A few years after the previous episode, Drawing Quirks 3 re-launches our investigation into the contemporary relevance of certain idiosyncratic drawing practices. With the relative rarity of images made by human hand accelerating by the millisecond (in the face of the tsunami of computer-generated images), could it be that the shock of the old is increasing, endowing drawing, for example, with renewed pertinence, potential and desire in the eye of the beholder?

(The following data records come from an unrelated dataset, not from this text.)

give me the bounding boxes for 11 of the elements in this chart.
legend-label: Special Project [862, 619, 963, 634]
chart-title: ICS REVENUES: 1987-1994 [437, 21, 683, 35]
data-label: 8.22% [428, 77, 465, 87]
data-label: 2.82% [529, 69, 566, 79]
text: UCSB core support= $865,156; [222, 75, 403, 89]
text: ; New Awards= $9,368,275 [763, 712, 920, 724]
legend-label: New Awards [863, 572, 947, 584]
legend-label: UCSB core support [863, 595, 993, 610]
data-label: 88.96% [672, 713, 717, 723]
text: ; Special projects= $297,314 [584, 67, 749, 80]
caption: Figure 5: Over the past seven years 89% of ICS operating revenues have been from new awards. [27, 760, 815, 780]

Drawing Quirks 3, offers diverse and refreshingly quirky drawing practices through a selection of works including a number of animated films. In his large ink drawings, Vincent Bizien has developed personal metaphors and symbolism in which both abstract marks and rudimentary spaces and figures combine. Catherina van Eetvelde bears interesting witness to a love-hate relationship with fragments of flow charts, graphic schemas and such, infiltrated by more personalized, yet equally obsessive iconography. Simon Faithfull also turns the tables on the digital world in his palm pilot drawings, made directly from observation, and instantly translated into pixels, to be etched or animated. Patrick Martinez has also turned certain drawings into animation, but his immediate tool is nothing more sophisticated than an eraser. In his more recent series of ballpoint doodles, titled Spinheads, images emerge from a flow of consciousness to be viewed from any angle. Fleur Noguera takes us on a similarly dreamy journey through landscapes that seem both familiarly contemporary and nostalgically timeless, in both drawings and her animation film: Smoke. Mike Rogers presents a new version of the drawings he showed in Drawing Quirks 2, -banal suburban interiors and exteriors, transformed by obsessive and intricately exotic decorative elements, rendered here in the strangely soft hues of school-issue colored pencils. Finally, Justin Storms’ minutely detailed drawings take us deliberately back in time into the misty and barbaric world of 17th Century whaling. For all the romantic cruelty that Storms depicts, the power and subtlety of his work also owes something to our awareness that the barbarism of modern man has created devastation on an incomparable scale. Ultimately Drawing Quirks 3 seeks to present multiple aspects of the use of “old” drawing techniques, which can optimize contemporary attitudes and vision in artists’ relationships to the world.